During 2014-15, women’s full-time average earnings rose 3.6 per cent from $1284 a week to $1330, whereas men’s went backwards by 1 per cent to $1673 from $1691, a recent survey found.
The strong wage growth for women, revealed in the latest HILDA survey, followed two years of “almost unchanged” average earnings.
Report author Roger Wilkins says the data shows “very tentative” signs the gap between male and female earnings may be closing.
“If this continues that might suggest we’re making some inroads into the incredibly persistent gender pay gap,” he said.
Women still lagging on super
However, a large divide persists between men and women at retirement, with men having almost double the superannuation of women. The mean balance of super at December 2015 was $454,221 for men and $230,907 for women.
Wilkins says this is because many women leave the workforce to have children just as their earnings are usually growing the most strongly.
“Women are also more likely to return to work part-time after having children,” he says. “Because they work fewer hours this lowers their future earnings growth as they’re getting less work experience and fewer promotions. I don’t think that gap will ever close.”
While about 70 percent of adults had superannuation at retirement between 2011 and 2015, just over 13 per cent of women retiring with a super balance spend most of it repaying outstanding debts, while 10 per cent of men do.
Women are retiring later
Australians are also working longer and retiring later than expected. Between 2012 and 2015 the average retirement age for men rose by four years from a decade earlier to 66.1, and was up to 63.8 years for women.
In 2001, 49 per cent of men and 68 per cent of women aged 60 to 64 were retired, while in 2015 only 28 per cent of men and 48 per cent of women in this age range were.
Among women aged 55 to 59, the proportion retired fell from 45 per cent in 2001 to 23 per cent in 2015.
However, Wilkins said this trend to work longer appeared to be driven by workers themselves.
“There has been a shift away from people reporting they retired due to poor health or job loss or from an employer pressuring them to retire,” he said. “Those reasons have been declining and more and more they are reporting retiring because they want to or are financially ready for retirement.”

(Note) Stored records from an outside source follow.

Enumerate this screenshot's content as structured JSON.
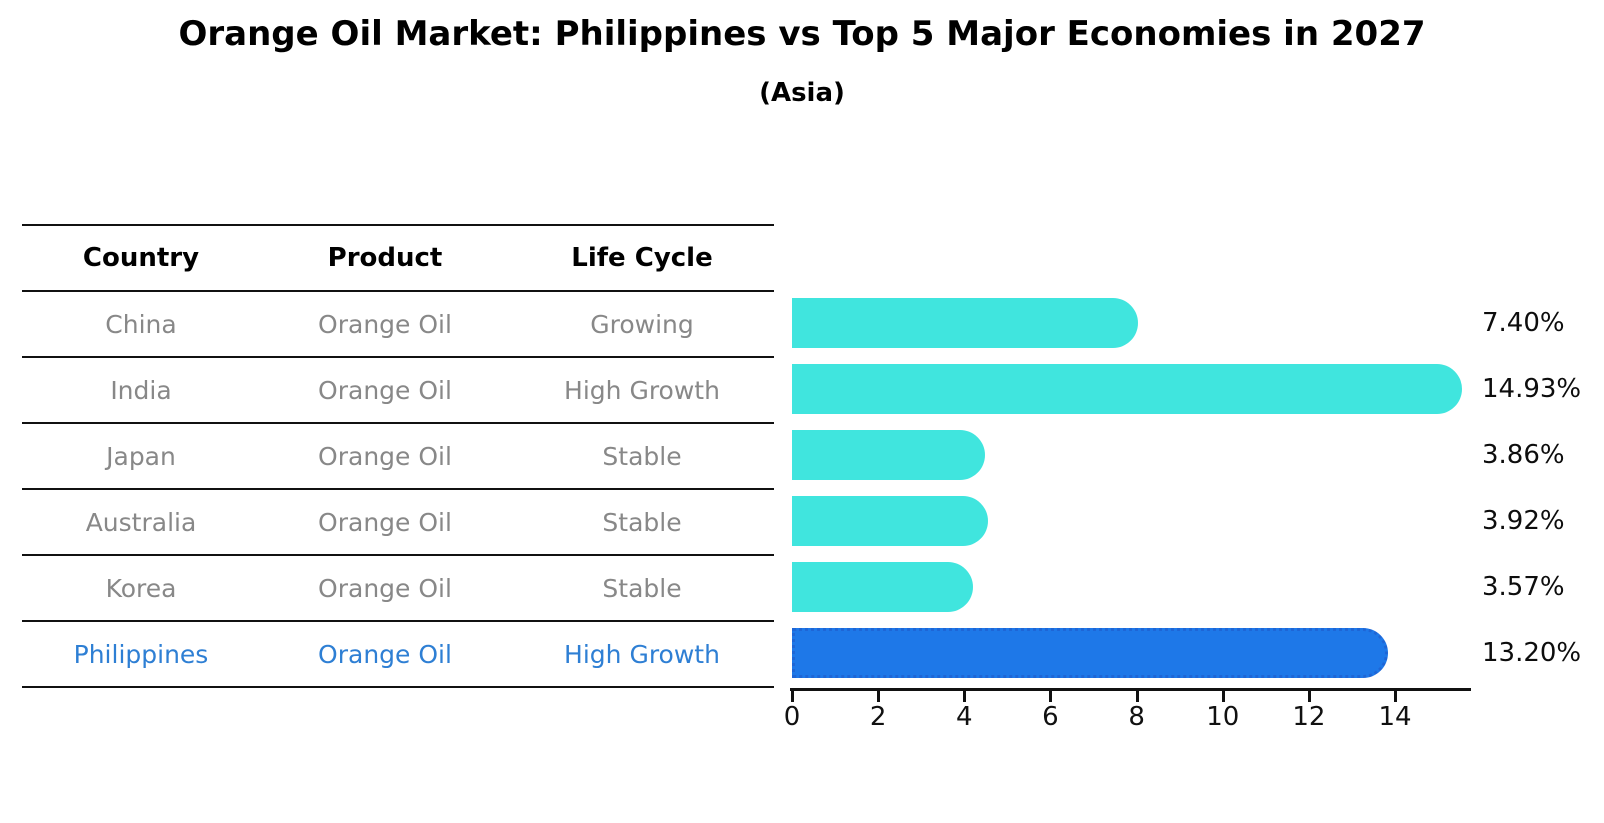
{
  "title": "Orange Oil Market: Philippines vs Top 5 Major Economies in 2027",
  "subtitle": "(Asia)",
  "table": {
    "headers": [
      "Country",
      "Product",
      "Life Cycle"
    ],
    "rows": [
      {
        "country": "China",
        "product": "Orange Oil",
        "life_cycle": "Growing",
        "highlight": false
      },
      {
        "country": "India",
        "product": "Orange Oil",
        "life_cycle": "High Growth",
        "highlight": false
      },
      {
        "country": "Japan",
        "product": "Orange Oil",
        "life_cycle": "Stable",
        "highlight": false
      },
      {
        "country": "Australia",
        "product": "Orange Oil",
        "life_cycle": "Stable",
        "highlight": false
      },
      {
        "country": "Korea",
        "product": "Orange Oil",
        "life_cycle": "Stable",
        "highlight": false
      },
      {
        "country": "Philippines",
        "product": "Orange Oil",
        "life_cycle": "High Growth",
        "highlight": true
      }
    ]
  },
  "chart_data": {
    "type": "bar",
    "orientation": "horizontal",
    "title": "Orange Oil Market: Philippines vs Top 5 Major Economies in 2027",
    "subtitle": "(Asia)",
    "categories": [
      "China",
      "India",
      "Japan",
      "Australia",
      "Korea",
      "Philippines"
    ],
    "values": [
      7.4,
      14.93,
      3.86,
      3.92,
      3.57,
      13.2
    ],
    "value_labels": [
      "7.40%",
      "14.93%",
      "3.86%",
      "3.92%",
      "3.57%",
      "13.20%"
    ],
    "x_ticks": [
      0,
      2,
      4,
      6,
      8,
      10,
      12,
      14
    ],
    "xlim": [
      0,
      15.74
    ],
    "grid": false,
    "legend": false,
    "highlight_index": 5
  },
  "colors": {
    "bar": "#40E5DE",
    "highlight_bar": "#1E78E8",
    "highlight_bar_border": "#1E66D6",
    "highlight_text": "#2E7FD4",
    "table_text": "#888888",
    "heading_text": "#000000"
  }
}
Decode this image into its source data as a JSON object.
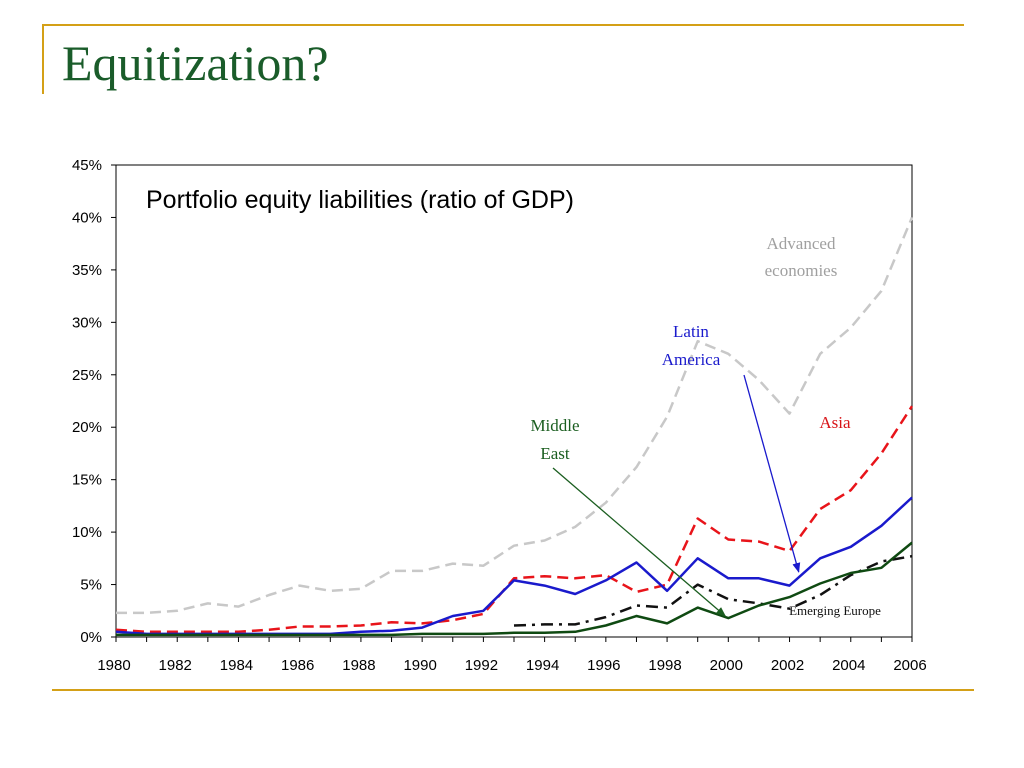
{
  "slide": {
    "title": "Equitization?"
  },
  "chart_data": {
    "type": "line",
    "title": "Portfolio equity liabilities (ratio of GDP)",
    "xlabel": "",
    "ylabel": "",
    "ylim": [
      0,
      45
    ],
    "xlim": [
      1980,
      2006
    ],
    "y_ticks": [
      "0%",
      "5%",
      "10%",
      "15%",
      "20%",
      "25%",
      "30%",
      "35%",
      "40%",
      "45%"
    ],
    "x_ticks": [
      "1980",
      "1982",
      "1984",
      "1986",
      "1988",
      "1990",
      "1992",
      "1994",
      "1996",
      "1998",
      "2000",
      "2002",
      "2004",
      "2006"
    ],
    "grid": false,
    "x": [
      1980,
      1981,
      1982,
      1983,
      1984,
      1985,
      1986,
      1987,
      1988,
      1989,
      1990,
      1991,
      1992,
      1993,
      1994,
      1995,
      1996,
      1997,
      1998,
      1999,
      2000,
      2001,
      2002,
      2003,
      2004,
      2005,
      2006
    ],
    "series": [
      {
        "name": "Advanced economies",
        "color": "#c8c8c8",
        "dash": "dashed",
        "values": [
          2.3,
          2.3,
          2.5,
          3.2,
          2.9,
          4.0,
          4.9,
          4.4,
          4.6,
          6.3,
          6.3,
          7.0,
          6.8,
          8.7,
          9.2,
          10.5,
          12.8,
          16.2,
          21.0,
          28.2,
          27.0,
          24.5,
          21.3,
          27.0,
          29.5,
          33.0,
          40.0
        ]
      },
      {
        "name": "Asia",
        "color": "#e8141a",
        "dash": "dashed",
        "values": [
          0.7,
          0.5,
          0.5,
          0.5,
          0.5,
          0.7,
          1.0,
          1.0,
          1.1,
          1.4,
          1.3,
          1.6,
          2.2,
          5.6,
          5.8,
          5.6,
          5.9,
          4.3,
          5.0,
          11.3,
          9.3,
          9.1,
          8.2,
          12.2,
          14.0,
          17.5,
          22.0
        ]
      },
      {
        "name": "Latin America",
        "color": "#1a1acc",
        "dash": "solid",
        "values": [
          0.5,
          0.3,
          0.3,
          0.3,
          0.3,
          0.3,
          0.3,
          0.3,
          0.5,
          0.6,
          0.9,
          2.0,
          2.5,
          5.4,
          4.9,
          4.1,
          5.4,
          7.1,
          4.4,
          7.5,
          5.6,
          5.6,
          4.9,
          7.5,
          8.6,
          10.6,
          13.3
        ]
      },
      {
        "name": "Emerging Europe",
        "color": "#111111",
        "dash": "dashdot",
        "values": [
          null,
          null,
          null,
          null,
          null,
          null,
          null,
          null,
          null,
          null,
          null,
          null,
          null,
          1.1,
          1.2,
          1.2,
          1.9,
          3.0,
          2.8,
          5.0,
          3.6,
          3.2,
          2.7,
          4.0,
          5.9,
          7.2,
          7.7
        ]
      },
      {
        "name": "Middle East",
        "color": "#0f4a12",
        "dash": "solid",
        "values": [
          0.2,
          0.2,
          0.2,
          0.2,
          0.2,
          0.2,
          0.2,
          0.2,
          0.2,
          0.2,
          0.3,
          0.3,
          0.3,
          0.4,
          0.4,
          0.5,
          1.1,
          2.0,
          1.3,
          2.8,
          1.8,
          3.0,
          3.8,
          5.1,
          6.1,
          6.6,
          9.0
        ]
      }
    ],
    "annotations": [
      {
        "lines": [
          "Advanced",
          "economies"
        ],
        "color": "#a0a0a0",
        "arrow": false
      },
      {
        "lines": [
          "Latin",
          "America"
        ],
        "color": "#1a1acc",
        "arrow": true,
        "arrow_to": [
          2002.3,
          6.2
        ]
      },
      {
        "lines": [
          "Middle",
          "East"
        ],
        "color": "#1b5e20",
        "arrow": true,
        "arrow_to": [
          1999.9,
          2.0
        ]
      },
      {
        "lines": [
          "Asia"
        ],
        "color": "#d81418",
        "arrow": false
      },
      {
        "lines": [
          "Emerging Europe"
        ],
        "color": "#111111",
        "arrow": false
      }
    ]
  }
}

Childcare costs still increasing
Meanwhile, a key area that is regularly monitored is childcare, and the survey showed costs are continuing to take a bigger chunk out of people’s pay, rising in real terms by 74 per cent for couples and 104 per cent for single parents between 2002 and 2015.
In 2002, median weekly expenditure on childcare was $93 for couple families and $56 for single parents. In 2015, this rose to $162 for couples and $114 for single parents, putting greater pressure on household finances.
The data comes from the latest Household, Income and Labour Dynamics in Australia (HILDA) survey, managed by the Melbourne Institute of Applied Economic and Social Research. The survey collates data from the same 17,000 Australians who are interviewed each year to better understand family life, economic wellbeing, total household wealth, as well as wealth in property and superannuation.